In den Schaufenstern sind Blumen.
Es ist kurz vor elf Uhr.
Das Radio erzählt von Dingen wie Liebe. Frank schaltet es aus. Er öffnet das Fenster. Es wird Regen geben. Unter ihm werden letzte Einkäufe erledigt. Die Straßenclowns packen ihre Sachen und verschwinden im Nebel.

Fenster werden geschlossen, Vorhänge zugezogen.
Irgendwo klappern noch Schritte über das Pflaster. Bald verliert sich das Geräusch zwischen den Häusern. Ein Blinder mit einer Drehorgel steht verlassen vor einem Schaufenster. Er verkauft Lose.

Frank beugt sich aus dem Fenster und ruft ihm zu, dass es bald regnen wird. „Ja“, sagt der Blinde „man riecht es.“ „Wollen sie ein Los kaufen?“
Frank fragt, was es zu gewinnen gibt.
Glück, sagt der Blinde und lacht.

Etwas später setzt der Regen ein. Die Tropfen prasseln auf das Pflaster und vermischen sich mit dem letzten Schnee. Frank streckt die Hand aus und spürt, wie das Wasser über seine Haut rinnt. Der Nebel hat sich verdichtet. Dächer verirren sich in Wolken und an der nächsten Straßenecke ist der Horizont.
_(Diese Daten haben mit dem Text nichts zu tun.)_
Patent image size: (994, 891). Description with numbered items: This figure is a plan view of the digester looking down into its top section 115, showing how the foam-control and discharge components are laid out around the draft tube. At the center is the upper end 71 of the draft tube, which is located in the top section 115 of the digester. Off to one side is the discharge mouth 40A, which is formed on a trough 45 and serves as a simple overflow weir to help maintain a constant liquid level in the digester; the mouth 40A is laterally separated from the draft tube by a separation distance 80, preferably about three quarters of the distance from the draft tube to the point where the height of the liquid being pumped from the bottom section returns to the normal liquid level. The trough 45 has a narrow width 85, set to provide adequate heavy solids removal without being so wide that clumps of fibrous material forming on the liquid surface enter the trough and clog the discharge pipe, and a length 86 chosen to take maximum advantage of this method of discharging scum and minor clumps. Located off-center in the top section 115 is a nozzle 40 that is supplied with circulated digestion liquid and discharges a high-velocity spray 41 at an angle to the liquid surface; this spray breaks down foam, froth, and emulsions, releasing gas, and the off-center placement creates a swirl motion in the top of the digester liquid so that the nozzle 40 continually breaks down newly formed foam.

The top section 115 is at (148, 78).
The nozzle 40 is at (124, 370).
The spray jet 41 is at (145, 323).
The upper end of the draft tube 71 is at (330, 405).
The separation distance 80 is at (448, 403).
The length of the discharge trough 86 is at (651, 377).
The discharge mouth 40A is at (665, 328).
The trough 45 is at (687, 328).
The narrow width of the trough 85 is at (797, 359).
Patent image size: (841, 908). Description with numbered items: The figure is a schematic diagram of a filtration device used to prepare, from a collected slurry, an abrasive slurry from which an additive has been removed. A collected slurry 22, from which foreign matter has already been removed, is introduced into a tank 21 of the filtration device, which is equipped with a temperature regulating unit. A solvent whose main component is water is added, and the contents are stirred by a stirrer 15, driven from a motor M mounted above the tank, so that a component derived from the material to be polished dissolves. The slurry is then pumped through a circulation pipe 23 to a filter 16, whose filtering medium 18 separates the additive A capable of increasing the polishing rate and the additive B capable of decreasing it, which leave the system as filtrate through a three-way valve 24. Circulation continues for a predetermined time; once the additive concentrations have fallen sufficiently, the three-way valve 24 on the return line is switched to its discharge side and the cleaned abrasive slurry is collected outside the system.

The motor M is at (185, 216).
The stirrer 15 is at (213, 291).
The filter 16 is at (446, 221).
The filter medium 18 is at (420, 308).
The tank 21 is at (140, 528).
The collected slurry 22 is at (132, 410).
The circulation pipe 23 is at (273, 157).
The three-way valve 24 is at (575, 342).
Der Blinde hat begonnen, die Kurbel an seiner Orgel zu drehen. Er spielt im Takt der Regentropfen. Frank schließt das Fenster. Es ist wieder still.

Am Fenster gegenüber ein Gesicht. Frank weiß sofort, dass es die Frau ist. Sie blickt zu ihm herüber. Sie rührt sich nicht, winkt nicht, steht einfach da und sieht ihn an. Frank tritt etwas näher ans Fenster heran und betrachtet das Gesicht. Die Augen sind zwei schwarze Punkte. Zwischen den Häusern ist der Regen wie ein Schleier.
Sie tut es ihm gleich und macht auch einen Schritt auf das Fenster zu. Langsam hebt sie die Hand und berührt die Scheibe mit den Fingerspitzen.

Irgendwann dreht sie sich um und geht in eines anderes Zimmer. Kurz darauf ist sie wieder da und stellt einen kleinen Regenbogen aus Pappe ans Fenster. Ein flüchtiges Lächeln. Die Sonne spiegelt sich auf ihrem Gesicht. Die Sonne ist nicht zu sehn.

Dann ist die Frau wieder fort. Der Blinde spielt immer noch auf seiner Orgel. Frank lauscht. Die Melodie klingt fern und dumpf. Er öffnet das Fenster und sieht den Blinden auf der anderen Straßenseite. Er steht an derselben Stelle wie zuvor. Ein kleines Vordach schützt ihn vor dem Regen. Er ist allein. Frank kann keine weiteren Leute sehen. Hin und wieder streift ein Schatten die Schaufenster. Jedesmal, wenn einer davon über das Gesicht des Orgelspielers gleitet, lächelt er freundlich und bietet seinen Korb mit Losen an. Frank sieht, dass die Schatten von Wolken geworfen werden.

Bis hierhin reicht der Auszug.